Skutkiem powyższych dysproporcji jest wyjątkowo trudna sytuacja na rynku pracy. W roku 2017 stopa bezrobocia w Radomiu wynosiła 13,2% i była najwyższa nie tylko w stawce dużych miast, ale również wśród wszystkich powiatów grodzkich (▸ wykres 4). W najbardziej porównywalnych do Radomia Kielcach stopa bezrobocia wynosiła 5,8%. Bezrobocie jest miarą „negatywną” – pokazującą nasilenie problemu. Jej „pozytywnym” odpowiednikiem jest liczba osób pracujących w danym mieście (▸ wykres 5). W roku 2016 w Radomiu – 55 tys. – jest podobna do liczby pracujących w Opolu (53 tys.), mieście blisko dwukrotnie mniejszym. W miastach bardziej porównywalnych do Radomia liczby te są znacznie wyższe: Olsztyn i Toruń – po 64 tys., Częstochowa i Kielce – po 74 tys., Bielsko-Biała – 77 tys., Rzeszów – 86 tys. Różnica 19 tysięcy miejsc pracy w stosunku do Kielc, najbliższych pod względem wielkości i uwarunkowań regionalnych – dobrze oddaje dysproporcję w zakresie funkcji, które przypisano obu miastom. Z drugiej strony w Radomiu zarejestrowanych jest 12 tysięcy osób bezrobotnych (2017), które mogłyby się przyczyniać do rozwoju gospodarki regionu i kraju, zamiast być jej obciążeniem.
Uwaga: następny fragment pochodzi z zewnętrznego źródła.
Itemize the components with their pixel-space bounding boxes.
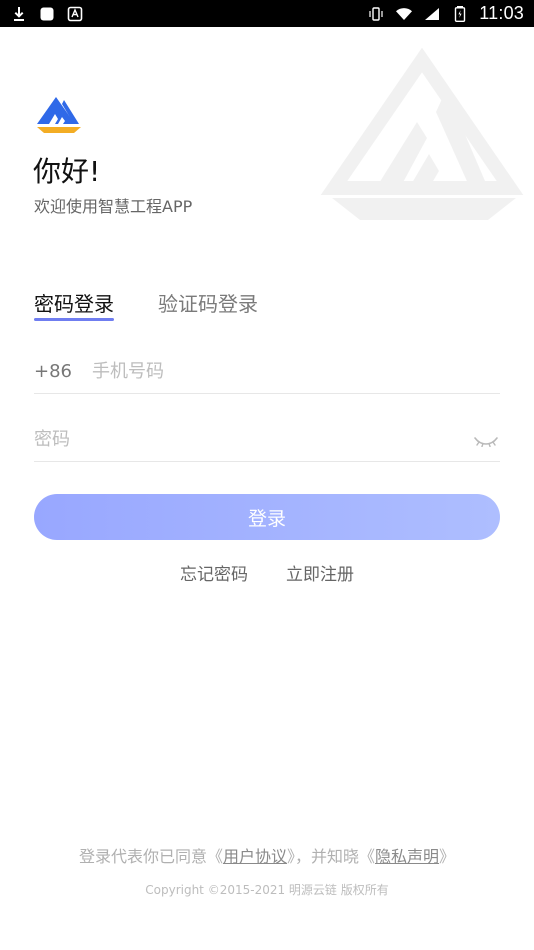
agreement-suffix: 》 [439,847,456,866]
greeting-subtitle: 欢迎使用智慧工程APP [34,197,193,216]
copyright-text: Copyright ©2015-2021 明源云链 版权所有 [145,883,389,897]
login-button[interactable]: 登录 [34,494,500,540]
agreement-middle: 》，并知晓《 [286,847,375,866]
privacy-policy-link[interactable]: 隐私声明 [375,847,439,866]
signal-icon [423,5,441,23]
status-right: 11:03 [367,3,524,24]
wifi-icon [395,5,413,23]
battery-icon [451,5,469,23]
status-time: 11:03 [479,3,524,23]
greeting-title: 你好! [33,155,101,188]
tab-code-login[interactable]: 验证码登录 [158,290,258,318]
country-code-selector[interactable]: +86 [34,361,92,382]
tab-password-login[interactable]: 密码登录 [34,290,114,321]
login-method-tabs: 密码登录 验证码登录 [34,290,258,321]
phone-field: +86 [34,350,500,394]
logo-watermark [320,48,524,220]
download-icon [10,5,28,23]
agreement-text: 登录代表你已同意《用户协议》，并知晓《隐私声明》 [0,845,534,869]
status-left [10,5,84,23]
agreement-prefix: 登录代表你已同意《 [78,847,223,866]
status-bar: 11:03 [0,0,534,27]
eye-closed-icon[interactable] [472,430,500,450]
forgot-password-link[interactable]: 忘记密码 [180,563,248,587]
square-icon [38,5,56,23]
phone-input[interactable] [92,361,500,382]
tab-label: 密码登录 [34,292,114,316]
tab-label: 验证码登录 [158,292,258,316]
user-agreement-link[interactable]: 用户协议 [223,847,287,866]
register-link[interactable]: 立即注册 [286,563,354,587]
active-tab-indicator [34,318,114,321]
vibrate-icon [367,5,385,23]
auth-links: 忘记密码 立即注册 [0,563,534,587]
password-input[interactable] [34,429,472,450]
app-notification-icon [66,5,84,23]
app-logo [37,97,81,133]
password-field [34,418,500,462]
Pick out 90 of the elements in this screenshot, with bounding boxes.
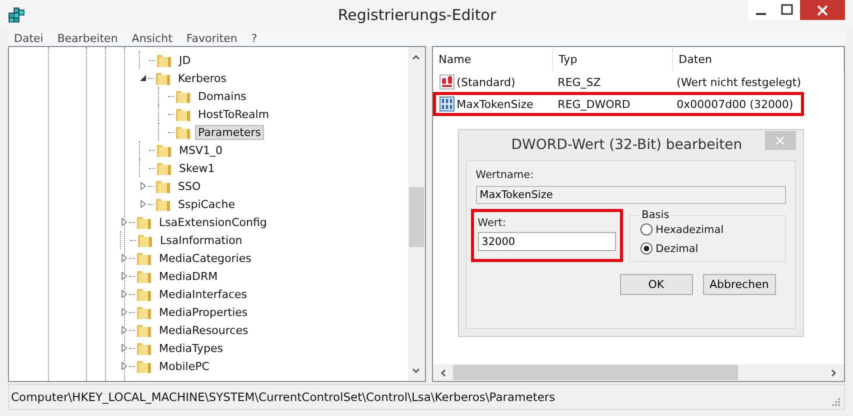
- tree-item[interactable]: MediaResources: [156, 322, 252, 338]
- column-header[interactable]: Typ: [552, 47, 673, 71]
- collapsed-arrow-icon[interactable]: [120, 290, 128, 298]
- collapsed-arrow-icon[interactable]: [120, 272, 128, 280]
- tree-item[interactable]: SspiCache: [175, 196, 238, 212]
- tree-item[interactable]: MobilePC: [156, 358, 212, 374]
- dialog-title: DWORD-Wert (32-Bit) bearbeiten: [510, 137, 744, 153]
- scrollbar-thumb[interactable]: [408, 187, 424, 247]
- collapsed-arrow-icon[interactable]: [139, 200, 147, 208]
- folder-icon: [136, 286, 152, 302]
- scroll-right-icon[interactable]: [830, 368, 838, 378]
- close-button[interactable]: [800, 0, 845, 20]
- value-data: (Wert nicht festgelegt): [676, 76, 801, 88]
- collapsed-arrow-icon[interactable]: [120, 344, 128, 352]
- registry-cubes-icon: [8, 7, 26, 23]
- value-data-label: Wert:: [478, 217, 507, 229]
- folder-icon: [136, 340, 152, 356]
- folder-icon: [155, 196, 171, 212]
- tree-item[interactable]: HostToRealm: [195, 106, 272, 122]
- value-name-label: Wertname:: [476, 169, 535, 181]
- resize-grip-icon[interactable]: [830, 396, 840, 406]
- tree-item[interactable]: LsaExtensionConfig: [156, 214, 270, 230]
- string-value-icon: [438, 74, 455, 90]
- folder-icon: [175, 88, 191, 104]
- value-name[interactable]: MaxTokenSize: [456, 98, 534, 110]
- value-type: REG_DWORD: [556, 98, 632, 110]
- folder-icon: [155, 178, 171, 194]
- tree-item[interactable]: MSV1_0: [176, 142, 226, 158]
- base-group-label: Basis: [640, 209, 670, 221]
- vertical-scrollbar[interactable]: [408, 47, 425, 381]
- scrollbar-thumb[interactable]: [452, 365, 738, 380]
- tree-item[interactable]: Kerberos: [175, 70, 230, 86]
- radio-button[interactable]: [640, 223, 653, 236]
- folder-icon: [155, 70, 171, 86]
- value-data: 0x00007d00 (32000): [676, 98, 794, 110]
- collapsed-arrow-icon[interactable]: [120, 308, 128, 316]
- folder-icon: [175, 124, 191, 140]
- folder-icon: [156, 142, 172, 158]
- menu-item[interactable]: Bearbeiten: [57, 32, 118, 44]
- tree-item[interactable]: MediaProperties: [156, 304, 251, 320]
- tree-item[interactable]: MediaTypes: [156, 340, 226, 356]
- column-header[interactable]: Daten: [672, 47, 844, 71]
- binary-value-icon: [438, 96, 455, 112]
- value-name[interactable]: (Standard): [456, 76, 516, 88]
- scroll-up-icon[interactable]: [411, 53, 422, 61]
- collapsed-arrow-icon[interactable]: [120, 362, 128, 370]
- folder-icon: [175, 106, 191, 122]
- tree-item[interactable]: JD: [176, 52, 194, 68]
- scroll-left-icon[interactable]: [438, 368, 447, 378]
- radio-label[interactable]: Dezimal: [656, 242, 698, 254]
- menu-item[interactable]: Ansicht: [132, 32, 172, 44]
- dialog-button[interactable]: Abbrechen: [702, 274, 776, 295]
- folder-icon: [136, 304, 152, 320]
- tree-item[interactable]: Parameters: [195, 124, 264, 140]
- collapsed-arrow-icon[interactable]: [139, 182, 147, 190]
- expanded-arrow-icon[interactable]: [139, 74, 147, 82]
- folder-icon: [136, 322, 152, 338]
- value-name-field[interactable]: MaxTokenSize: [476, 186, 786, 204]
- scroll-down-icon[interactable]: [411, 367, 422, 375]
- folder-icon: [156, 52, 172, 68]
- folder-icon: [136, 214, 152, 230]
- folder-icon: [136, 268, 152, 284]
- menu-item[interactable]: Datei: [14, 32, 44, 44]
- folder-icon: [156, 160, 172, 176]
- tree-item[interactable]: MediaInterfaces: [156, 286, 250, 302]
- tree-item[interactable]: LsaInformation: [157, 232, 246, 248]
- folder-icon: [136, 250, 152, 266]
- dialog-button[interactable]: OK: [620, 274, 693, 295]
- tree-item[interactable]: MediaDRM: [156, 268, 221, 284]
- folder-icon: [137, 232, 153, 248]
- tree-item[interactable]: SSO: [175, 178, 204, 194]
- collapsed-arrow-icon[interactable]: [120, 326, 128, 334]
- collapsed-arrow-icon[interactable]: [120, 254, 128, 262]
- folder-icon: [136, 358, 152, 374]
- radio-label[interactable]: Hexadezimal: [656, 224, 724, 236]
- minimize-button[interactable]: [748, 0, 774, 20]
- horizontal-scrollbar[interactable]: [432, 364, 844, 381]
- menu-item[interactable]: Favoriten: [186, 32, 238, 44]
- column-header[interactable]: Name: [432, 47, 553, 71]
- window-title: Registrierungs-Editor: [336, 6, 498, 24]
- tree-item[interactable]: MediaCategories: [156, 250, 254, 266]
- radio-button[interactable]: [640, 242, 653, 255]
- tree-item[interactable]: Skew1: [176, 160, 218, 176]
- value-data-field[interactable]: 32000: [478, 232, 616, 251]
- status-path: Computer\HKEY_LOCAL_MACHINE\SYSTEM\CurrentControlSet\Control\Lsa\Kerberos\Parameters: [11, 390, 556, 404]
- collapsed-arrow-icon[interactable]: [120, 218, 128, 226]
- tree-item[interactable]: Domains: [195, 88, 250, 104]
- value-type: REG_SZ: [556, 76, 602, 88]
- menu-item[interactable]: ?: [251, 32, 258, 44]
- maximize-button[interactable]: [774, 0, 800, 20]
Powyższe problemy przekładają się na poziom życia ludności. Jedną z miar poziomu dobrobytu jest indeks siły nabywczej – pokazujący, jaką ilość dóbr i usług są w stanie nabyć za swoje wynagrodzenia mieszkańcy danego regionu (▸ mapa 2). Według tej miary Polska dzieli się na dwie duże części. Południowo zachodnia – to wartości od średnich wzwyż. Północno-wschodnia – od średnich w dół. W środku kraju, na granicy powyższego podziału widać dziwne zachwianie: obszar największego dobrobytu w wianuszku regionów najbiedniejszych. To województwo mazowieckie. Warszawa pod względem poziomu rozwoju deklasuje całą Polskę. Jednocześnie pozostałe regiony województwa poziomem niedostatku przewyższają „ubogą” Polskę wschodnią. W skali kraju największą „plamą biedy” jest okręg radomski.

Wobec tragicznej sytuacji gospodarczej nie jest zaskoczeniem, iż Radom plasuje się bardzo nisko w hierarchii migracyjnej miast (▸ tabela 1). Już w latach 90. Radom zajmował 30. miejsce w kraju, by do roku 2014 spaść jeszcze o 3 miejsca. To ponad dwukrotne zaniżenie pozycji w stosunku do wielkości miasta (14. w kraju). Znamienne, iż w tym samym okresie Kielce wychodząc z niższej pozycji 34. awansowały na miejsce 25. Spektakularne wzrosty odnotowały także inne mniejsze miasta wojewódzkie: Olsztyn i Rzeszów, Gorzów i Zielona Góra.

Przysłowiowe już radomskie bezrobocie – wbrew panującym opiniom – nie jest przyczyną, lecz skutkiem problemów rozwojowych Radomia. Upadek radomskiego przemysłu – w przeciwieństwie do innych miast – nie został zrównoważony rozwojem sfery usług, w szczególności usług publicznych wyższego rzędu. U podłoża tego problemu leżą wieloletnie zaniedbania w dziedzinie wyposażenia Radomia w instytucje infrastruktury społecznej, w szczególności uczelnie wyższe.